Rabu, 21 November 2012

Masyarakat Plural dalam Kajian Politik Etnik

Bidang yang paling menampakkan adanya perpaduan antara masyarakat plural dalam kajian politik etnik adalah dalam bidang politik. Banyak sisi perpolitikan kita yang memperlihatkan kaum minoritas dan mayoritas. Perbedaan itu ditujukan oleh perbedaan kesukuan. Indonesia memang terdiri dari ratusan suku bangsa.
Kita ambil salah satu contonya di bidang Dewan Perwakilan Rakyat (DPR) daerah yang paling banyak menampilkan perwakilannya adalah dari suku Jawa. Berbagai hal dapat menjadi alasan persepsi ini. Karena faktor memang banyak para pemimpin atau perwakilan birokrasi dari jaman kerajaan sampai pemerintahan penjajah Hindia-Belanda adalah orang Jawa.
Hal ini semakin menunjukkan sebuah jurang perbedaan ataupun ketimpangan antar suku. Dari jaman Hindu-Budha suku Jawa memang sudaah terlihat terdepan atau lebih unggul dibanding suku-suku lain. Alasan lain adalah karena dalam bidang pendidikan, dipulau Jawa memang lebih unggul. Dan dipulau Jawa adalah pusat pemerintahan bangsa kita.
Contoh lain adalah dalam hal pemimpin bangsa yaitu presiden dari Sukarno sampai SBY, semua adalah orang dari suku Jawa. Untuk contoh ini, alasan terkuat namun tidak dapat dibenarkan muncul ditengah masyarakat. Adanya mitos bahwa Presiden bangsa kita haruslah orang Jawa. Nampak tidak relevan dengan zaman sekarang yang sudah modern. Kenapa mitos tersebut terus tumbuh ditengah masyarakat Indonesia.

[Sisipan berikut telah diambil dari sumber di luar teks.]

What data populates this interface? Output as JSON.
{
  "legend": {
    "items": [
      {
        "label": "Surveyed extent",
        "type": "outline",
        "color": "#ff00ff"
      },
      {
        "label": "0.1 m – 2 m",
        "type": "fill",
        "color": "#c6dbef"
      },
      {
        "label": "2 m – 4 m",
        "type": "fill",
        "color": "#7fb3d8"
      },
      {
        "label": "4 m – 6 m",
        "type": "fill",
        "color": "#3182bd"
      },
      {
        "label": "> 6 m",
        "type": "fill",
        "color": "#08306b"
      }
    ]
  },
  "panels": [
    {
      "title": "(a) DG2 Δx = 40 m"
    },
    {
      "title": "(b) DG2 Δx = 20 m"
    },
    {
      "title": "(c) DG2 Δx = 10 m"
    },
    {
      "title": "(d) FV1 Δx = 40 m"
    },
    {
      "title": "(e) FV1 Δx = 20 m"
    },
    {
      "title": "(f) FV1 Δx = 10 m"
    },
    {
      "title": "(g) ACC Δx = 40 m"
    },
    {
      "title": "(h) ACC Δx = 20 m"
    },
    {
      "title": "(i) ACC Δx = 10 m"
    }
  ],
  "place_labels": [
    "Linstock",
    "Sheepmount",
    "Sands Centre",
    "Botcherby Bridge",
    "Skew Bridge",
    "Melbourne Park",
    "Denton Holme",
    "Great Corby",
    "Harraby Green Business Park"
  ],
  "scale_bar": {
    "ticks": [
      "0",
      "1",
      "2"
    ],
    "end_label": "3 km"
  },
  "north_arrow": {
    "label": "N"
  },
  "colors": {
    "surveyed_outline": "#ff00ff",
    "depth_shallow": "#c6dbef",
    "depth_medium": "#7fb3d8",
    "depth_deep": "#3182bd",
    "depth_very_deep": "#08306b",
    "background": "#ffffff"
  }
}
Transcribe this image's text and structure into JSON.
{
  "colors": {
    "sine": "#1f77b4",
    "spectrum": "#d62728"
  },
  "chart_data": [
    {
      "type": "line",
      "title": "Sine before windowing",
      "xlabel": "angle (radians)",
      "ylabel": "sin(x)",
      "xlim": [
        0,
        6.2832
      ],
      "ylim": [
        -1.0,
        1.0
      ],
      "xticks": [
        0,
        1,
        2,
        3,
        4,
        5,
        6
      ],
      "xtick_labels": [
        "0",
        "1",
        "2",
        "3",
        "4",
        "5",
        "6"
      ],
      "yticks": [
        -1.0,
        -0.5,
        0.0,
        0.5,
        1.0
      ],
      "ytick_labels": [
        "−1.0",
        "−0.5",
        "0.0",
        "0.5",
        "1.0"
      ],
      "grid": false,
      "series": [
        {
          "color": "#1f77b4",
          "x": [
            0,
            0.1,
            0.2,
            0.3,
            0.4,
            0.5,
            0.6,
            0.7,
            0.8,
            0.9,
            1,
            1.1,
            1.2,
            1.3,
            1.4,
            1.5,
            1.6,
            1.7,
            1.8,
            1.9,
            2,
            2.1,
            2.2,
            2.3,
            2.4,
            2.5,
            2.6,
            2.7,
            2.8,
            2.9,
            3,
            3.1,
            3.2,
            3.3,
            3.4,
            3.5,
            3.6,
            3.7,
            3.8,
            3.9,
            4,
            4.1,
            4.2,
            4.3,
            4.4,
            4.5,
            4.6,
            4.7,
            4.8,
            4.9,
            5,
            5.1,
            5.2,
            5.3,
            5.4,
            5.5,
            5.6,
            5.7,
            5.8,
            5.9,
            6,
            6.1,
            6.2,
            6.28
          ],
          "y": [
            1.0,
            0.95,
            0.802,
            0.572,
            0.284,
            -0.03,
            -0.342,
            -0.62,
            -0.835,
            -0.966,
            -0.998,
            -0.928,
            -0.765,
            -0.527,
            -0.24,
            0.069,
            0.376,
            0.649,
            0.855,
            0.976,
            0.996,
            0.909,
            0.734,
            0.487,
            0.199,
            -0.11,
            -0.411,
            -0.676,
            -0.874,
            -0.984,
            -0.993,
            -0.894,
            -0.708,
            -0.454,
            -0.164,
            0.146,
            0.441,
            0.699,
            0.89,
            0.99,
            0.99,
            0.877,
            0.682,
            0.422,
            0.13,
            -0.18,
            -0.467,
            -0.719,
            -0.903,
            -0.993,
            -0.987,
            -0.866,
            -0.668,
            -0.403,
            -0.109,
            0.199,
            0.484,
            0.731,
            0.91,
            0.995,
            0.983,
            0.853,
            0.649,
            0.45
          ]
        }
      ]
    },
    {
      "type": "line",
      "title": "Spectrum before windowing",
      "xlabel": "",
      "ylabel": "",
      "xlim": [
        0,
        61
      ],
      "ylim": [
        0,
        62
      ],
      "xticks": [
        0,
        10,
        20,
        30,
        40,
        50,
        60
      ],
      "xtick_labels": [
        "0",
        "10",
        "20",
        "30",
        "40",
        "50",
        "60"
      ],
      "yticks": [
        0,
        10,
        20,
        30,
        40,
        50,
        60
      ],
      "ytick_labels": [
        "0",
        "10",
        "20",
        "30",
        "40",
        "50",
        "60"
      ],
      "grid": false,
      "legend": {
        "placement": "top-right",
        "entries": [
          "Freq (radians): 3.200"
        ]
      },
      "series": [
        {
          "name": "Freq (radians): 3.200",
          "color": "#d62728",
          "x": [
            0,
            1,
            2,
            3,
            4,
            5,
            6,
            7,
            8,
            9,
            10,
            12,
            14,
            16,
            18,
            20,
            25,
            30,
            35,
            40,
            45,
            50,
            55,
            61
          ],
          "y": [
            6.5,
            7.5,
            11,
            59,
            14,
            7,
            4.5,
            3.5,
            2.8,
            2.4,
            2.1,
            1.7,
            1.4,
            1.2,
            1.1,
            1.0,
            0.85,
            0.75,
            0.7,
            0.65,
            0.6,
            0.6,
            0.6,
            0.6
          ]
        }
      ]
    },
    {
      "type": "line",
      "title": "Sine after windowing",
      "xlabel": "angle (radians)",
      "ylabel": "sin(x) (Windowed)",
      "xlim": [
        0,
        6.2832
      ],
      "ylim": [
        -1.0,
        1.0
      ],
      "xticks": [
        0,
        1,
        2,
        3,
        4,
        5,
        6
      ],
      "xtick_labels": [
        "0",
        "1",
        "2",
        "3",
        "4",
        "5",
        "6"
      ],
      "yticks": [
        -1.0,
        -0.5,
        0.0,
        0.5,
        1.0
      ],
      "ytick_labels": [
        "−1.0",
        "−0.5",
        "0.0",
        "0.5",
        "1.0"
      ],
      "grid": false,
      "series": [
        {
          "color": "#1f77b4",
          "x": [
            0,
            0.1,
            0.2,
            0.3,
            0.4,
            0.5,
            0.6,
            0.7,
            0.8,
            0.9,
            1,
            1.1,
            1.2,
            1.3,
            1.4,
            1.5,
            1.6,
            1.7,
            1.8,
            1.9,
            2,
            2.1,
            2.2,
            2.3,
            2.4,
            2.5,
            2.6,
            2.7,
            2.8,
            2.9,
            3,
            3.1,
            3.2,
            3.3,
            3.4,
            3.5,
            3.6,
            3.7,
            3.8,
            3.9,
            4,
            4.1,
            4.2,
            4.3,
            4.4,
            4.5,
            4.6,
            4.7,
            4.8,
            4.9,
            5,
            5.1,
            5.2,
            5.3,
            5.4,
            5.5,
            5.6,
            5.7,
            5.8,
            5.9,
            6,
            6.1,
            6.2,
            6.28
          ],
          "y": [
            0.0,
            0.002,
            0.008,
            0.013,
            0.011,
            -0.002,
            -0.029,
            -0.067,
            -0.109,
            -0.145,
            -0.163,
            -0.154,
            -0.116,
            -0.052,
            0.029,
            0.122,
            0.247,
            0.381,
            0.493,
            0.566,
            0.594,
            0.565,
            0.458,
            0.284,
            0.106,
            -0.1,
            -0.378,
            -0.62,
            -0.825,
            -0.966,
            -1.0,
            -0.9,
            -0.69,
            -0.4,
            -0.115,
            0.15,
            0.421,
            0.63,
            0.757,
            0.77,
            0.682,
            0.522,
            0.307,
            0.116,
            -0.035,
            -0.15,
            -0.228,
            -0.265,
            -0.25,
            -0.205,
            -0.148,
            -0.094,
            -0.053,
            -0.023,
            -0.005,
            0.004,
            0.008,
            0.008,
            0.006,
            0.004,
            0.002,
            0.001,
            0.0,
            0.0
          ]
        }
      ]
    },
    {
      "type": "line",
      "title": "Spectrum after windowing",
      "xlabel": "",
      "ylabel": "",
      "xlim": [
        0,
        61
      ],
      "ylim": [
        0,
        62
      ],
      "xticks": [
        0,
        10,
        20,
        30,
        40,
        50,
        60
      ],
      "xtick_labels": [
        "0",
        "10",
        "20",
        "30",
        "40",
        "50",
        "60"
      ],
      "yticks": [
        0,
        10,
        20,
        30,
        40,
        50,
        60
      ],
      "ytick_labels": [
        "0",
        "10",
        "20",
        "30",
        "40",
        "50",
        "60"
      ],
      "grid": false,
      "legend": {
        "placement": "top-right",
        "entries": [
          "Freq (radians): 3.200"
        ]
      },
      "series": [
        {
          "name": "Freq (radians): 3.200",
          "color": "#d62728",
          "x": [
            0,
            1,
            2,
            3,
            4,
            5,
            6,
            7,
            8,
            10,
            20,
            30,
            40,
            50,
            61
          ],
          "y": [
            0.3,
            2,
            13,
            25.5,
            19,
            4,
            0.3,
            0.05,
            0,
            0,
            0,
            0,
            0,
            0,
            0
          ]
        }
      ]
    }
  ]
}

Di Indonesia saat ini, terdapat kebudayaan politik yang berkembang di masyarakat. Budaya Politik Hirarki yang Tegar. Titik tolak dari budaya ini adalah sebuah pola budaya yang dominan, yang berasal dari kelompok etnis  yang dominan pula yaitu kelompok etnis jawa. Secara lebih spesifik budaya dijabarkan sebagai sebuah anggapan yang berkembang di masyarakat, khususnya dikalangan birokrat. Dimana para birokrat sering kali menampakkan diri dengan self-image atau citra-diri yang bersifat benevolent, yaitu dengan ungkapan sebagai pamong praja yang melindungi rakyat, sebagai pamong atau guru/pendidik bagi rakyatnya. Kalangan ppenguasa harus menampakkan diri sebagai kelompok yang pemurah, baik hati, dan pelindung dari seluruh rakyatnya. Akan tetapi, sebaliknya, kalangan penguasa memiliki persepsi yang merendahkan rakyat. Karena penguasa sudah begitu baik hati maka selayaknya rakyat harus patuh dan melayani rakyat. Menurut analisis Anderson, konsep tentang kekuasaan dalam masyarakat jawa berbeda sekali dengan apa yang dipahami oleh masyarakat barat. Karena bagi masyarakat jawa kekuasaan itu pada dasarnya bersifat konkret, besarannya konstan, sumbernya homogen dan tidak berkaitan dengan persoalan legitimasi. Berbeda hal dengan masyarakat Barat, dimana kekuasaan itu bersifat abstrak dan berasal dari berbagai sumber, seperti uang, harta kekayaan, fisik, kedudukan,asal-usul, dan lain sebagainya.